Wednesday, June 8, 2016

Are you there God? it's me, Sophie

"Are you there God?  It's Me Margaret." by Judy Blume.

The Cover I remember

Back when I was in 5th grade, all the girls in my elementary school read it (back in the 70s) but, being a victim of testosterone poisoning, I did not.  They read it; shared it; talked about it.  For them, it was a window to their future.  It was, in Spring City Elementary, a rite of passage.

Fifth grade.  I'm front row, second from right.  At least 4 of these children are now dead.

I read this as a "rite of passage" as well.  I figured every other girl in my class did, so I should too. 

I see why they read it. It touches on menarche as an important milestone, but that's not the whole point, is it? It talks about the importance of Family, and of that slow detachment that adolescents must experience- family to friends. Religion? Yes, it's a major theme but I see it as a metaphor for family.

So now I've read it. There are touchstones that I will never experience, being trans, but I can still appreciate their importance and beauty.

So the book is about Margaret, a 6th grade girl who moves from NYC to a New Jersey suburb, where there are social hierarchies, etc.  This book was first published in 1970, and things were VERY different back then.  Like for example, the suburb is lily-white, and there are no mentions of people of different ethnicities.  It's like economic segregation.  

Come to think of it, things WEREN'T so different.

In any case, Margaret talks to God a lot.  I wouldn't call it praying, just talking.  She talks to God about life, her parents, grandparents... everything.  I got the impression she was really quite lonely and sheltered in NYC.  

Her father is Jewish and her mother is Catholic.  The parents have raised Margaret to make her own decisions.  Enter the grandparents on both sides; both very dogmatic in their particular religions.  It didn't escape my notice that the Jewish grandmother was FAR more tolerant of interfaith marriage than the Catholic one.  Funny that.

Margaret spends the entire book focused on three major topics:  her religion (or lack thereof), her period (or lack thereof), and her "club" of friends.  A sub topic of the friends part would be her obsession with the cutest boy in school.

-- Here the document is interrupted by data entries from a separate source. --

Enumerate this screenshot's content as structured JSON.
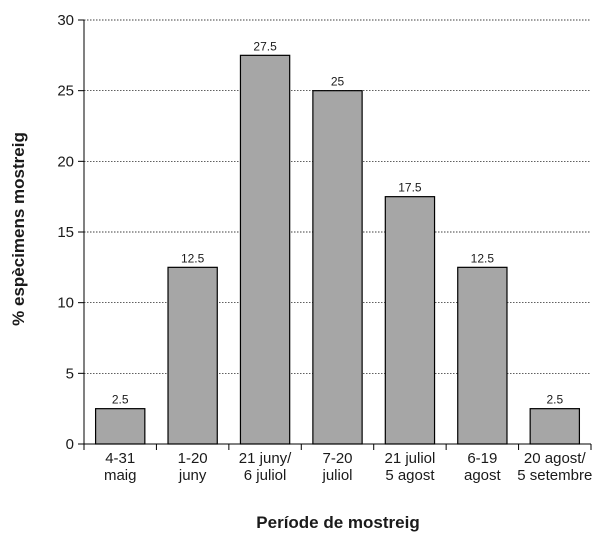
{
  "chart_data": {
    "type": "bar",
    "categories": [
      [
        "4-31",
        "maig"
      ],
      [
        "1-20",
        "juny"
      ],
      [
        "21 juny/",
        "6 juliol"
      ],
      [
        "7-20",
        "juliol"
      ],
      [
        "21 juliol",
        "5 agost"
      ],
      [
        "6-19",
        "agost"
      ],
      [
        "20 agost/",
        "5 setembre"
      ]
    ],
    "values": [
      2.5,
      12.5,
      27.5,
      25,
      17.5,
      12.5,
      2.5
    ],
    "data_labels": [
      "2.5",
      "12.5",
      "27.5",
      "25",
      "17.5",
      "12.5",
      "2.5"
    ],
    "xlabel": "Període de mostreig",
    "ylabel": "% espècimens mostreig",
    "ylim": [
      0,
      30
    ],
    "yticks": [
      0,
      5,
      10,
      15,
      20,
      25,
      30
    ],
    "grid": true,
    "legend": "none",
    "bar_color": "#a6a6a6",
    "bar_edge_color": "#000000"
  }
}
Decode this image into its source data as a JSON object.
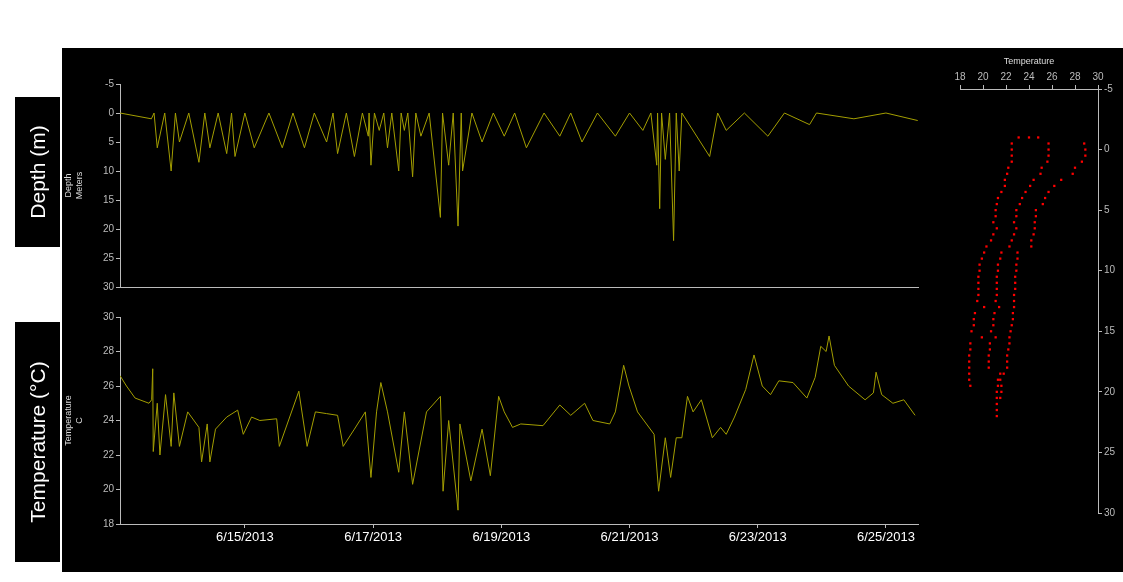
{
  "chart_data": [
    {
      "type": "line",
      "ylabel": "Depth Meters",
      "annotations": [
        "Depth (m)"
      ],
      "color": "#a39e00",
      "tick_labels": "y",
      "xlim": [
        "2013-06-13T01:15",
        "2013-06-25T12:00"
      ],
      "ylim": [
        30,
        -5
      ],
      "yticks": [
        -5,
        0,
        5,
        10,
        15,
        20,
        25,
        30
      ],
      "x": [
        "2013-06-13T01:15",
        "2013-06-13T13:00",
        "2013-06-13T14:00",
        "2013-06-13T15:12",
        "2013-06-13T18:00",
        "2013-06-13T20:24",
        "2013-06-13T22:00",
        "2013-06-13T23:30",
        "2013-06-14T03:00",
        "2013-06-14T06:48",
        "2013-06-14T09:00",
        "2013-06-14T10:54",
        "2013-06-14T14:00",
        "2013-06-14T17:12",
        "2013-06-14T19:00",
        "2013-06-14T20:18",
        "2013-06-15T00:00",
        "2013-06-15T03:30",
        "2013-06-15T09:00",
        "2013-06-15T14:00",
        "2013-06-15T18:00",
        "2013-06-15T22:18",
        "2013-06-16T02:00",
        "2013-06-16T06:36",
        "2013-06-16T09:00",
        "2013-06-16T10:42",
        "2013-06-16T14:00",
        "2013-06-16T17:00",
        "2013-06-16T20:00",
        "2013-06-16T22:12",
        "2013-06-16T22:30",
        "2013-06-16T23:12",
        "2013-06-17T00:30",
        "2013-06-17T02:18",
        "2013-06-17T04:00",
        "2013-06-17T05:24",
        "2013-06-17T07:00",
        "2013-06-17T09:36",
        "2013-06-17T10:30",
        "2013-06-17T11:42",
        "2013-06-17T13:00",
        "2013-06-17T14:48",
        "2013-06-17T16:00",
        "2013-06-17T17:54",
        "2013-06-17T21:00",
        "2013-06-18T01:12",
        "2013-06-18T02:00",
        "2013-06-18T04:18",
        "2013-06-18T06:00",
        "2013-06-18T07:48",
        "2013-06-18T09:00",
        "2013-06-18T09:30",
        "2013-06-18T13:00",
        "2013-06-18T16:48",
        "2013-06-18T21:00",
        "2013-06-19T01:06",
        "2013-06-19T05:00",
        "2013-06-19T09:24",
        "2013-06-19T16:00",
        "2013-06-19T21:54",
        "2013-06-20T02:00",
        "2013-06-20T06:12",
        "2013-06-20T12:00",
        "2013-06-20T18:42",
        "2013-06-21T00:00",
        "2013-06-21T05:00",
        "2013-06-21T08:00",
        "2013-06-21T10:12",
        "2013-06-21T10:30",
        "2013-06-21T11:18",
        "2013-06-21T12:00",
        "2013-06-21T13:24",
        "2013-06-21T15:00",
        "2013-06-21T16:30",
        "2013-06-21T17:30",
        "2013-06-21T18:36",
        "2013-06-21T19:36",
        "2013-06-22T06:00",
        "2013-06-22T09:00",
        "2013-06-22T12:12",
        "2013-06-22T19:00",
        "2013-06-23T03:48",
        "2013-06-23T10:00",
        "2013-06-23T19:24",
        "2013-06-23T22:00",
        "2013-06-24T12:00",
        "2013-06-25T00:00",
        "2013-06-25T11:54"
      ],
      "values": [
        0,
        1,
        0,
        6,
        0,
        10,
        0,
        5,
        0,
        8.5,
        0,
        6,
        0,
        7,
        0,
        7.5,
        0,
        6,
        0,
        6,
        0,
        6,
        0,
        5,
        0,
        7,
        0,
        7.5,
        0,
        4,
        0,
        9,
        0,
        3,
        0,
        6,
        0,
        10,
        0,
        3,
        0,
        11,
        0,
        4,
        0,
        18,
        0,
        9,
        0,
        19.5,
        0,
        10,
        0,
        5,
        0,
        4,
        0,
        6,
        0,
        4,
        0,
        5,
        0,
        4,
        0,
        3,
        0,
        9,
        0,
        16.5,
        0,
        8,
        0,
        22,
        0,
        10,
        0,
        7.5,
        0,
        3,
        0,
        4,
        0,
        2,
        0,
        1,
        0,
        1.3
      ]
    },
    {
      "type": "line",
      "ylabel": "Temperature C",
      "annotations": [
        "Temperature (°C)"
      ],
      "color": "#a39e00",
      "xlim": [
        "2013-06-13T01:15",
        "2013-06-25T12:00"
      ],
      "xticks": [
        {
          "value": "2013-06-15",
          "label": "6/15/2013"
        },
        {
          "value": "2013-06-17",
          "label": "6/17/2013"
        },
        {
          "value": "2013-06-19",
          "label": "6/19/2013"
        },
        {
          "value": "2013-06-21",
          "label": "6/21/2013"
        },
        {
          "value": "2013-06-23",
          "label": "6/23/2013"
        },
        {
          "value": "2013-06-25",
          "label": "6/25/2013"
        }
      ],
      "ylim": [
        18,
        30
      ],
      "yticks": [
        18,
        20,
        22,
        24,
        26,
        28,
        30
      ],
      "x": [
        "2013-06-13T01:15",
        "2013-06-13T03:40",
        "2013-06-13T06:54",
        "2013-06-13T12:06",
        "2013-06-13T13:06",
        "2013-06-13T13:30",
        "2013-06-13T13:42",
        "2013-06-13T15:12",
        "2013-06-13T16:12",
        "2013-06-13T18:18",
        "2013-06-13T20:24",
        "2013-06-13T21:24",
        "2013-06-13T23:30",
        "2013-06-14T02:36",
        "2013-06-14T06:48",
        "2013-06-14T07:48",
        "2013-06-14T09:54",
        "2013-06-14T10:54",
        "2013-06-14T13:00",
        "2013-06-14T17:12",
        "2013-06-14T21:18",
        "2013-06-14T23:24",
        "2013-06-15T02:30",
        "2013-06-15T05:36",
        "2013-06-15T11:54",
        "2013-06-15T12:54",
        "2013-06-15T20:12",
        "2013-06-15T23:18",
        "2013-06-16T02:24",
        "2013-06-16T06:36",
        "2013-06-16T10:42",
        "2013-06-16T12:48",
        "2013-06-16T17:00",
        "2013-06-16T21:06",
        "2013-06-16T23:12",
        "2013-06-17T01:18",
        "2013-06-17T02:54",
        "2013-06-17T05:24",
        "2013-06-17T09:36",
        "2013-06-17T11:42",
        "2013-06-17T14:48",
        "2013-06-17T20:00",
        "2013-06-18T01:12",
        "2013-06-18T02:12",
        "2013-06-18T04:18",
        "2013-06-18T07:48",
        "2013-06-18T08:30",
        "2013-06-18T12:36",
        "2013-06-18T16:48",
        "2013-06-18T19:54",
        "2013-06-18T23:00",
        "2013-06-19T01:06",
        "2013-06-19T04:12",
        "2013-06-19T07:18",
        "2013-06-19T15:36",
        "2013-06-19T21:54",
        "2013-06-20T02:00",
        "2013-06-20T07:12",
        "2013-06-20T10:18",
        "2013-06-20T16:36",
        "2013-06-20T18:42",
        "2013-06-20T21:48",
        "2013-06-20T23:48",
        "2013-06-21T03:00",
        "2013-06-21T09:12",
        "2013-06-21T10:54",
        "2013-06-21T13:24",
        "2013-06-21T15:24",
        "2013-06-21T17:30",
        "2013-06-21T19:36",
        "2013-06-21T21:42",
        "2013-06-21T23:48",
        "2013-06-22T02:54",
        "2013-06-22T07:00",
        "2013-06-22T10:06",
        "2013-06-22T12:12",
        "2013-06-22T15:18",
        "2013-06-22T19:30",
        "2013-06-22T22:36",
        "2013-06-23T01:42",
        "2013-06-23T04:48",
        "2013-06-23T07:54",
        "2013-06-23T13:12",
        "2013-06-23T18:24",
        "2013-06-23T21:30",
        "2013-06-23T23:36",
        "2013-06-24T01:36",
        "2013-06-24T02:42",
        "2013-06-24T04:42",
        "2013-06-24T10:00",
        "2013-06-24T16:12",
        "2013-06-24T19:18",
        "2013-06-24T20:18",
        "2013-06-24T22:24",
        "2013-06-25T02:36",
        "2013-06-25T06:42",
        "2013-06-25T10:54"
      ],
      "values": [
        26.6,
        26.0,
        25.3,
        25.0,
        25.2,
        27.0,
        22.2,
        25.0,
        22.0,
        25.5,
        22.5,
        25.6,
        22.5,
        24.5,
        23.6,
        21.6,
        23.8,
        21.6,
        23.5,
        24.2,
        24.6,
        23.2,
        24.2,
        24.0,
        24.1,
        22.5,
        25.7,
        22.5,
        24.5,
        24.4,
        24.3,
        22.5,
        23.5,
        24.5,
        20.7,
        24.5,
        26.2,
        24.5,
        21.0,
        24.5,
        20.3,
        24.5,
        25.4,
        19.9,
        24.0,
        18.8,
        23.8,
        20.5,
        23.5,
        20.8,
        25.4,
        24.5,
        23.6,
        23.8,
        23.7,
        24.9,
        24.3,
        25.0,
        24.0,
        23.8,
        24.5,
        27.2,
        26.0,
        24.5,
        23.2,
        19.9,
        23.0,
        20.7,
        23.0,
        23.0,
        25.4,
        24.5,
        25.2,
        23.0,
        23.6,
        23.2,
        24.2,
        25.8,
        27.8,
        26.0,
        25.5,
        26.3,
        26.2,
        25.3,
        26.5,
        28.3,
        28.0,
        28.9,
        27.2,
        26.0,
        25.2,
        25.6,
        26.8,
        25.5,
        25.0,
        25.2,
        24.3
      ]
    },
    {
      "type": "scatter",
      "xlabel": "Temperature",
      "marker": "square",
      "xlim": [
        18,
        30
      ],
      "xticks": [
        18,
        20,
        22,
        24,
        26,
        28,
        30
      ],
      "ylim": [
        30,
        -5
      ],
      "yticks": [
        -5,
        0,
        5,
        10,
        15,
        20,
        25,
        30
      ],
      "series": [
        {
          "color": "#ff0000",
          "x": [
            23.1,
            24.0,
            24.8,
            22.5,
            25.7,
            28.8,
            22.5,
            25.7,
            28.9,
            22.5,
            25.7,
            28.9,
            22.5,
            25.6,
            28.6,
            22.2,
            25.1,
            28.0,
            22.1,
            25.0,
            27.8,
            21.9,
            24.4,
            26.8,
            21.9,
            24.1,
            26.2,
            21.6,
            23.7,
            25.7,
            21.3,
            23.4,
            25.4,
            21.2,
            23.2,
            25.2,
            21.1,
            22.9,
            24.6,
            21.1,
            22.9,
            24.6,
            20.9,
            22.7,
            24.5,
            21.2,
            22.9,
            24.5,
            20.9,
            22.7,
            24.4,
            20.7,
            22.5,
            24.2,
            20.3,
            22.3,
            24.2,
            20.1,
            21.6,
            23.0,
            19.9,
            21.5,
            23.0,
            19.7,
            21.3,
            22.9,
            19.7,
            21.3,
            22.9,
            19.6,
            21.2,
            22.8,
            19.6,
            21.2,
            22.8,
            19.6,
            21.2,
            22.8,
            19.6,
            21.2,
            22.7,
            19.5,
            21.1,
            22.7,
            20.1,
            21.4,
            22.7,
            19.3,
            21.0,
            22.6,
            19.2,
            20.9,
            22.6,
            19.2,
            20.9,
            22.5,
            19.0,
            20.7,
            22.4,
            19.9,
            21.1,
            22.3,
            18.9,
            20.6,
            22.3,
            18.9,
            20.6,
            22.2,
            18.8,
            20.5,
            22.1,
            18.8,
            20.5,
            22.1,
            18.8,
            20.5,
            22.1,
            18.8,
            21.5,
            21.8,
            18.8,
            21.3,
            21.5,
            18.9,
            21.3,
            21.6,
            21.2,
            21.6,
            21.2,
            21.5,
            21.2,
            21.2,
            21.2
          ],
          "values": [
            -1,
            -1,
            -1,
            -0.5,
            -0.5,
            -0.5,
            0,
            0,
            0,
            0.5,
            0.5,
            0.5,
            1,
            1,
            1,
            1.5,
            1.5,
            1.5,
            2,
            2,
            2,
            2.5,
            2.5,
            2.5,
            3,
            3,
            3,
            3.5,
            3.5,
            3.5,
            4,
            4,
            4,
            4.5,
            4.5,
            4.5,
            5,
            5,
            5,
            5.5,
            5.5,
            5.5,
            6,
            6,
            6,
            6.5,
            6.5,
            6.5,
            7,
            7,
            7,
            7.5,
            7.5,
            7.5,
            8,
            8,
            8,
            8.5,
            8.5,
            8.5,
            9,
            9,
            9,
            9.5,
            9.5,
            9.5,
            10,
            10,
            10,
            10.5,
            10.5,
            10.5,
            11,
            11,
            11,
            11.5,
            11.5,
            11.5,
            12,
            12,
            12,
            12.5,
            12.5,
            12.5,
            13,
            13,
            13,
            13.5,
            13.5,
            13.5,
            14,
            14,
            14,
            14.5,
            14.5,
            14.5,
            15,
            15,
            15,
            15.5,
            15.5,
            15.5,
            16,
            16,
            16,
            16.5,
            16.5,
            16.5,
            17,
            17,
            17,
            17.5,
            17.5,
            17.5,
            18,
            18,
            18,
            18.5,
            18.5,
            18.5,
            19,
            19,
            19,
            19.5,
            19.5,
            19.5,
            20,
            20,
            20.5,
            20.5,
            21,
            21.5,
            22
          ]
        }
      ]
    }
  ]
}
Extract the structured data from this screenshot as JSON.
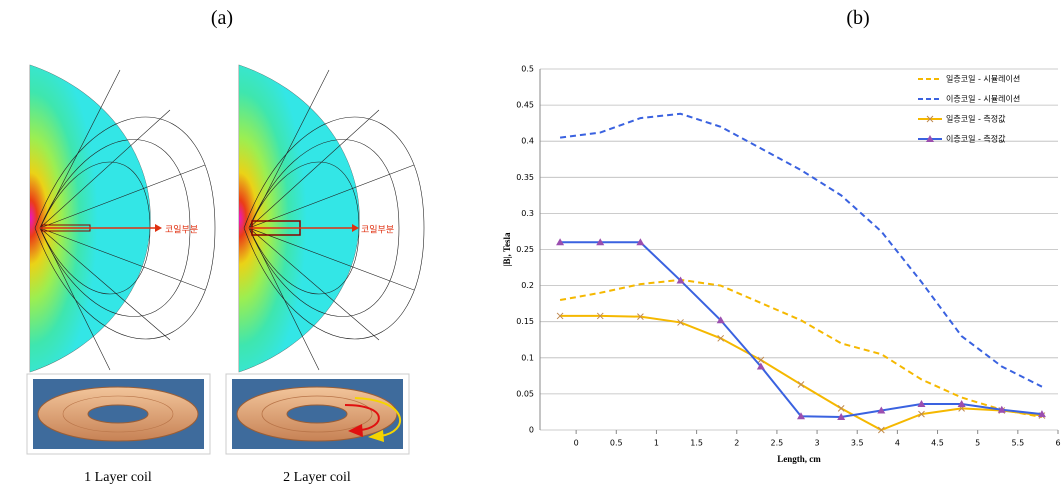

The book is predictable in many ways.  There is a subplot that struck home for me though.  Laura Danker is one of the minor characters.  She is tall and preternaturally developed for a sixth grader.  I learned in my fancy book lernin' college stuff that early developing girls and late developing boys have the hardest time socially, especially in Middle school.  As such, all of the other girls shun her and spread rumors about her.  

Like many transpeople, I know what it's like to be shunned.  As a "late developing male" I was ridiculed.  I couldn't get a date even if I hung a necklace of $100 bills around my neck.  Not that it would've done any good- my idea of a "fancy" date was Pizza Hut or Dennys... after all, they actually had wait staff!  I graduated high school 5'6" and 120 pounds.

Oh to have transitioned then!!


Having read this book at the age of 49, I think a lot of the magic was lost on me.  (Similar to seeing ET for the first time when in my 30s:  meh)    However, it is well written, and I can see why it touches so many hearts.

That said, it made me feel very "left out" for missing all that growing up female meant.  

Such is life.

Be Well


  1. Very good Sophie... This is Diana Lynn Langton... I watch your growth. We've never really chatted or even met although you went right past me three Harrisburgs ago... my one and only conference... Kristin Beck was there as was Nicole Maine's dad... I think you are amazing, brave, and most certainly beautiful. I enjoy your blog too! :-)

  2. I'm not sure if I ever read Margaret. I know I read "Then Again, Maybe I Won't," Blume's novel from the male perspective. I know most of my friends read Margaret, but there was just something more appealing about the "opposite" side for me. /shrug (also, I was also 5'6" and 120 lbs when I graduated high school!)